Par arrêté du même jour, le ministre a encore ordonné le placement en rétention de Monsieur (A) pour une durée d’un mois à partir de la notification, ledit arrêté étant fondé sur les motifs et les considérations suivants :
« […] Vu les articles 111, 120 à 123 et 125 (1) de la loi modifiée du 29 août 2008 sur la libre circulation des personnes et l’immigration ;
Vu la loi modifiée du 28 mai 2009 concernant le Centre de rétention ;
Vu ma décision du 7 février 2024, lui refusant une autorisation de séjour pour vie privée;
Considérant que l’intéressé s’est maintenu sur le territoire au-delà de la durée de trois mois à compter de son entrée sur le territoire ;
Considérant que l’intéressé ne s’est pas présenté au Ministère des Affaires intérieures en vue de l’organisation de son retour volontaire dans son pays d’origine ;
Considérant que l’intéressé n’a jusqu’à présent pas fait des démarches pour un retour volontaire dans son pays d’origine ;
Considérant qu’il existe un risque de fuite dans le chef de l’intéressé, alors qui ne dispose pas d’une adresse officiera au Grand-Duché de Luxembourg ;
Considérant que les démarches nécessaires en vue de l’éloignement de l’intéressé seront engagées dans les plus brefs délais;
2Considérant que l’exécution de la mesure d’éloignement est subordonnée au résultat de ces démarches; […] ».
Par la suite, Monsieur (A) fit l’objet d’un signalement national en vue de la notification de ces deux arrêtés.
Il ressort du rapport de la police grand-ducale, région …, Commissariat …, dit « Fremdennotiz » du 28 août 2024, référencé sous le numéro … qu’en date du même jour, Monsieur (A) fit l’objet d’un contrôle par les forces de police à la suite d’un accident de la route et qu’à cette occasion il ne put présenter que son permis de conduire brésilien ainsi qu’une copie de son passeport brésilien.

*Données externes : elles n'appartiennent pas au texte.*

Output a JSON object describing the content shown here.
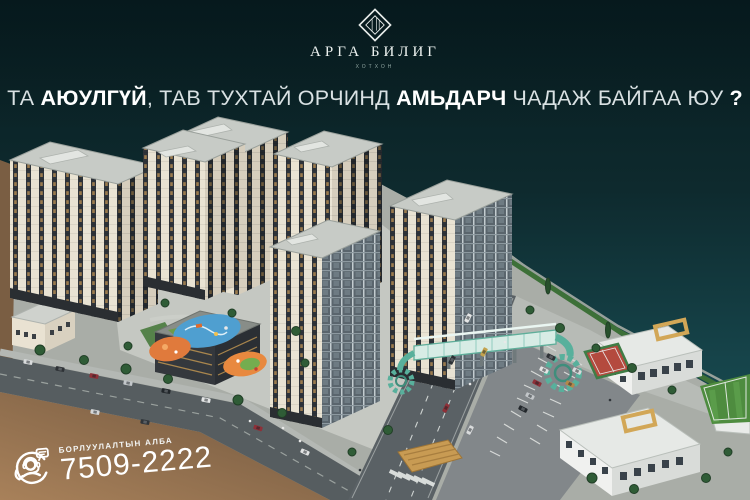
{
  "brand": {
    "name": "АРГА БИЛИГ",
    "tagline": "ХОТХОН",
    "logo_icon": "diamond-monogram-icon"
  },
  "headline": {
    "full_text": "ТА АЮУЛГҮЙ, ТАВ ТУХТАЙ ОРЧИНД АМЬДАРЧ ЧАДАЖ БАЙГАА ЮУ ?",
    "segments": [
      {
        "text": "ТА ",
        "bold": false
      },
      {
        "text": "АЮУЛГҮЙ",
        "bold": true
      },
      {
        "text": ", ТАВ ТУХТАЙ ОРЧИНД ",
        "bold": false
      },
      {
        "text": "АМЬДАРЧ",
        "bold": true
      },
      {
        "text": " ЧАДАЖ БАЙГАА ЮУ ",
        "bold": false
      },
      {
        "text": "?",
        "bold": true
      }
    ]
  },
  "contact": {
    "department": "БОРЛУУЛАЛТЫН АЛБА",
    "phone": "7509-2222",
    "icon": "call-center-agent-icon"
  },
  "scene": {
    "type": "aerial-3d-masterplan-render",
    "elements": [
      "riverfront-water",
      "apartment-towers",
      "courtyard-playgrounds",
      "commercial-podium-building",
      "retail-building",
      "main-street",
      "avenue",
      "pedestrian-bridge-with-spiral-ramps",
      "parking-lot",
      "school-buildings",
      "basketball-court",
      "football-field",
      "wooden-pavilion",
      "vacant-dirt-lot",
      "embankment-promenade",
      "trees",
      "cars"
    ]
  },
  "colors": {
    "background_teal": "#0d2527",
    "water_deep": "#0a2023",
    "water_shore": "#1b5054",
    "dirt_brown": "#8a6a4b",
    "facade_ivory": "#e9e3d3",
    "window_dark": "#2e3339",
    "roof_gray": "#c7cbc6",
    "bridge_green": "#57b49e",
    "court_red": "#b44a3e",
    "field_green": "#4e8c3f",
    "wood_tan": "#c89b53",
    "text_white": "#ffffff"
  }
}
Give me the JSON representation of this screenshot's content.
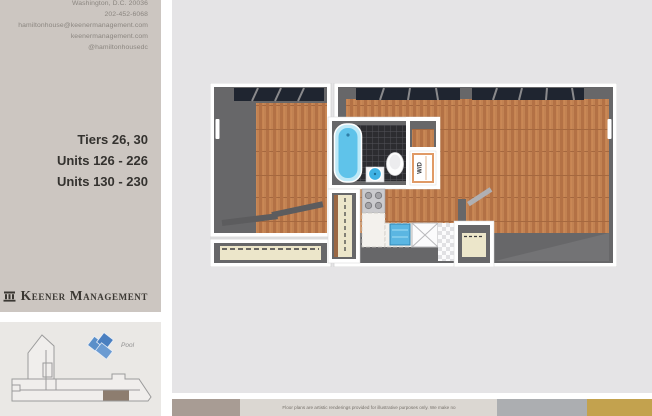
{
  "sidebar": {
    "contact_lines": [
      "Washington, D.C.  20036",
      "202-452-6068",
      "hamiltonhouse@keenermanagement.com",
      "keenermanagement.com",
      "@hamiltonhousedc"
    ],
    "unit_lines": [
      "Tiers 26, 30",
      "Units 126 - 226",
      "Units 130 - 230"
    ],
    "brand_name": "Keener Management",
    "pool_label": "Pool"
  },
  "floor_plan": {
    "washer_dryer_label": "W/D"
  },
  "footer": {
    "disclaimer": "Floor plans are artistic renderings provided for illustrative purposes only. We make no"
  },
  "colors": {
    "sidebar_bg": "#ccc6c1",
    "site_bg": "#eae8e5",
    "panel_bg": "#e5e4e6",
    "bar_taupe": "#a89c94",
    "bar_beige": "#dbd7d2",
    "bar_gray": "#acaeb1",
    "bar_gold": "#c3a24e",
    "pool_blue": "#5b8fc9",
    "wood": "#c28252",
    "tub_blue": "#5fc3ea",
    "wall_gray": "#676769"
  }
}
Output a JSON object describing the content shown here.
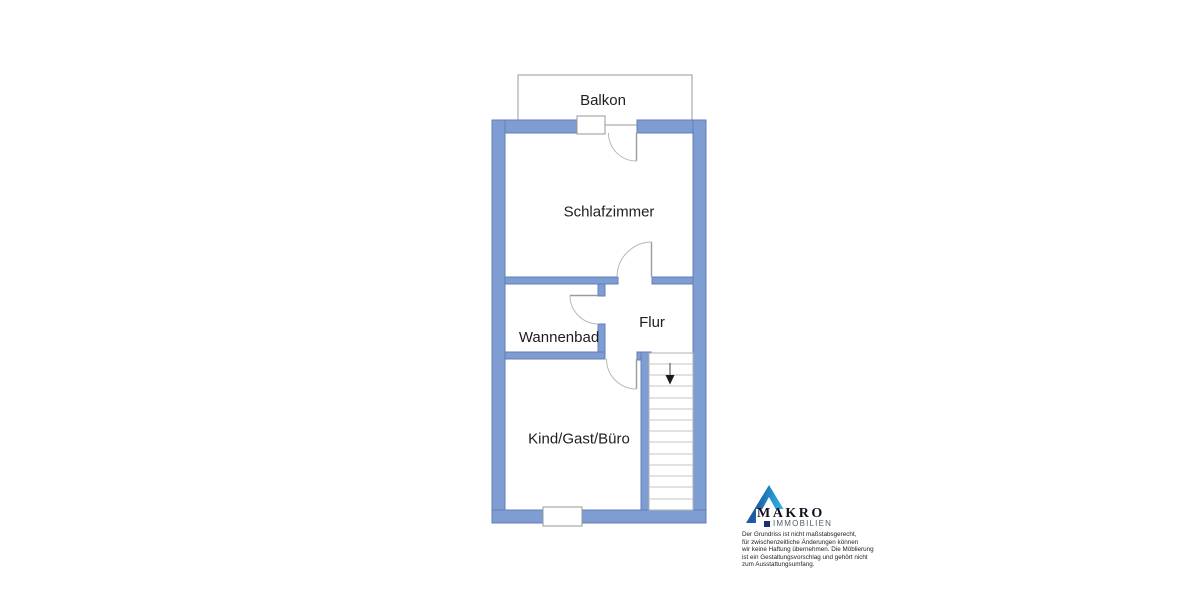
{
  "plan": {
    "balcony_label": "Balkon",
    "rooms": [
      {
        "id": "schlafzimmer",
        "label": "Schlafzimmer"
      },
      {
        "id": "wannenbad",
        "label": "Wannenbad"
      },
      {
        "id": "flur",
        "label": "Flur"
      },
      {
        "id": "kind-gast-buero",
        "label": "Kind/Gast/Büro"
      }
    ]
  },
  "branding": {
    "company": "MAKRO",
    "division": "IMMOBILIEN"
  },
  "disclaimer": {
    "lines": [
      "Der Grundriss ist nicht maßstabsgerecht,",
      "für zwischenzeitliche Änderungen können",
      "wir keine Haftung übernehmen. Die Möblierung",
      "ist ein Gestaltungsvorschlag und gehört nicht",
      "zum Ausstattungsumfang."
    ]
  },
  "colors": {
    "wall_fill": "#7e9ed3",
    "wall_edge": "#647fb5",
    "thin_line_gray": "#a9a9a9",
    "door_line_gray": "#b0b0b0",
    "stair_tread_gray": "#c6c6c6",
    "label_text": "#1e1e1e",
    "logo_dark_blue": "#1d5a9f",
    "logo_cyan": "#36b9ea",
    "logo_square_navy": "#1a3070",
    "logo_company_text": "#101020",
    "logo_division_text": "#4e5d68"
  }
}
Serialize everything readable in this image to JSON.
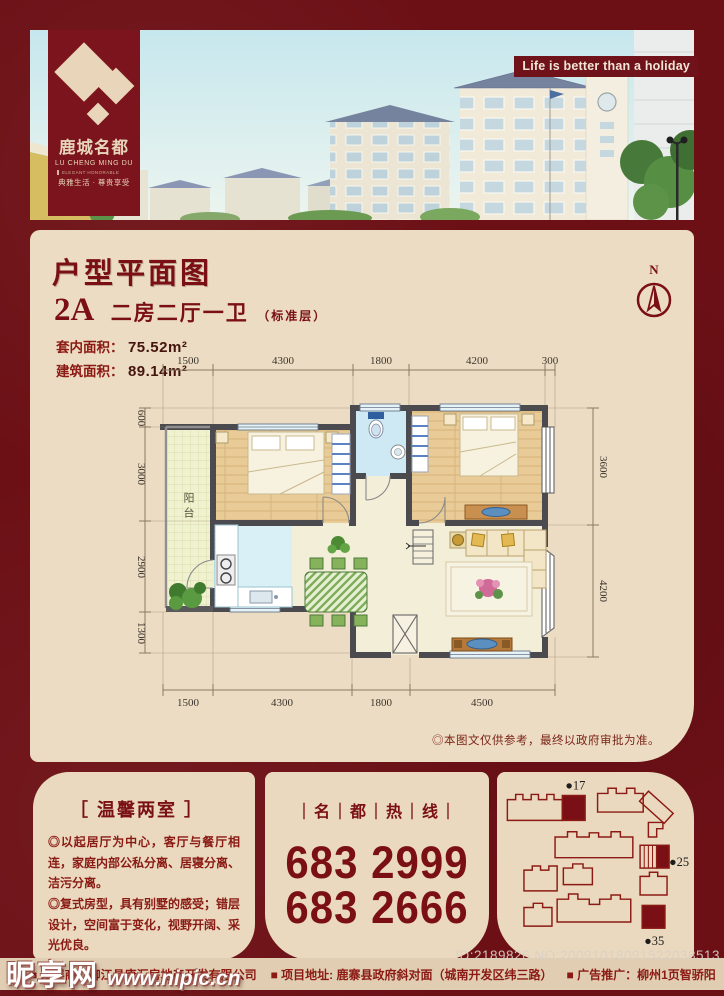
{
  "colors": {
    "maroon_bg": "#6c1016",
    "panel_cream": "#ecdcc3",
    "accent_red": "#7a1016",
    "wall_gray": "#4b4b4f"
  },
  "hero": {
    "slogan": "Life is better than a holiday"
  },
  "logo": {
    "name_cn": "鹿城名都",
    "name_en": "LU CHENG MING DU",
    "sub_en": "ELEGANT HONORABLE",
    "tagline": "典雅生活 · 尊贵享受"
  },
  "plan": {
    "title": "户型平面图",
    "unit_code": "2A",
    "unit_type": "二房二厅一卫",
    "unit_note": "（标准层）",
    "area_inner_label": "套内面积：",
    "area_inner_value": "75.52m²",
    "area_build_label": "建筑面积：",
    "area_build_value": "89.14m²",
    "compass": "N",
    "balcony_label": "阳台",
    "disclaimer": "◎本图文仅供参考，最终以政府审批为准。",
    "dimensions": {
      "top": [
        "1500",
        "4300",
        "1800",
        "4200",
        "300"
      ],
      "bottom": [
        "1500",
        "4300",
        "1800",
        "4500"
      ],
      "left": [
        "600",
        "3000",
        "2900",
        "1300"
      ],
      "right": [
        "3600",
        "4200"
      ]
    }
  },
  "highlights": {
    "title": "［ 温馨两室 ］",
    "bullets": [
      "◎以起居厅为中心，客厅与餐厅相连，家庭内部公私分离、居寝分离、洁污分离。",
      "◎复式房型，具有别墅的感受；错层设计，空间富于变化，视野开阔、采光优良。",
      "◎又有宽畅主卧室充分保证主人的私密生活。"
    ]
  },
  "hotline": {
    "label": "｜名｜都｜热｜线｜",
    "phones": [
      "683 2999",
      "683 2666"
    ]
  },
  "siteplan": {
    "markers": [
      "●17",
      "●25",
      "●35"
    ]
  },
  "footer": {
    "items": [
      "■ 发展商：柳江县康汇房地产开发有限公司",
      "■ 项目地址: 鹿寨县政府斜对面（城南开发区纬三路）",
      "■ 广告推广：柳州1页智骄阳"
    ],
    "id_text": "ID:2189826 NO:20091018091522038513"
  },
  "watermark": {
    "site_name": "昵享网",
    "url": "www.nipic.cn"
  }
}
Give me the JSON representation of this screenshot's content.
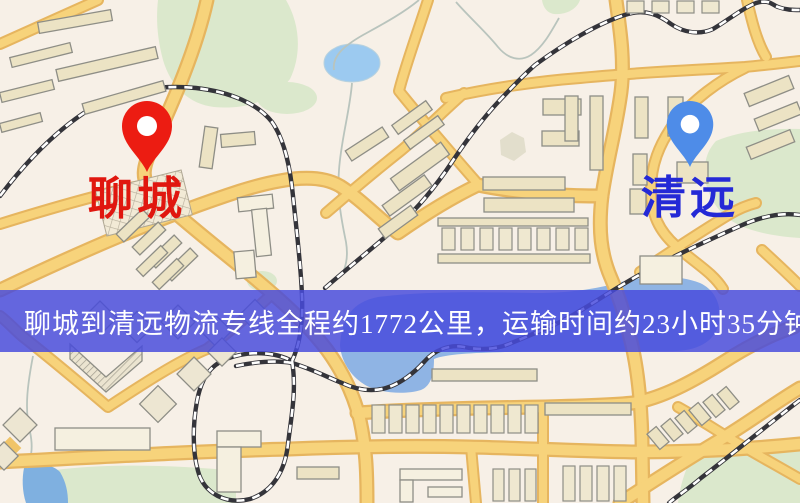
{
  "banner": {
    "text": "聊城到清远物流专线全程约1772公里，运输时间约23小时35分钟.",
    "background_color": "#4a4bdc",
    "text_color": "#ffffff"
  },
  "markers": [
    {
      "id": "origin",
      "label": "聊城",
      "label_color": "#e0170f",
      "pin_color": "#ec1c12"
    },
    {
      "id": "destination",
      "label": "清远",
      "label_color": "#2429d6",
      "pin_color": "#4e8ce8"
    }
  ],
  "route": {
    "origin": "聊城",
    "destination": "清远",
    "distance_text": "约1772公里",
    "duration_text": "约23小时35分钟"
  },
  "map_colors": {
    "background": "#f7f0e7",
    "road_fill": "#f7d37b",
    "road_casing": "#e6b55f",
    "green_area": "#dbe8cc",
    "lake": "#9ccaf0",
    "river": "#8fb4e4",
    "railway": "#34343a",
    "building": "#ece3c4"
  }
}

Le même jour, Monsieur (A) se vit notifier l’arrêté du 30 mai 2024 portant l’interdiction d’entrée sur le territoire pour une durée de 2 ans dans son chef.
En date du 28 novembre 2024, Monsieur (A) introduisit, par l’intermédiaire de son mandataire ad litem, un recours gracieux à l’encontre de ce même arrêté ministériel, lequel fut rejeté par décision du ministre du 12 décembre 2024.
Il ressort de deux rapports de la police grand-ducale, établis respectivement par le Commissariat … et par le Commissariat …, dits « Fremdennotiz », référencés sous les numéros … et … et datés des 24 janvier et 10 avril 2025, que Monsieur (A) avait, à deux reprises, fait l’objet de contrôles par les forces de police, contrôles lors desquels il ne put présenter des documents d’identité ou de voyage en cours de validité.
Suite au contrôle de police du 10 avril 2025, Monsieur (A) se vit notifier, à la même date et en mains propres, l’arrêté ministériel du 30 mai 2024 ordonnant son placement en rétention pour une durée d’un mois à partir de la notification.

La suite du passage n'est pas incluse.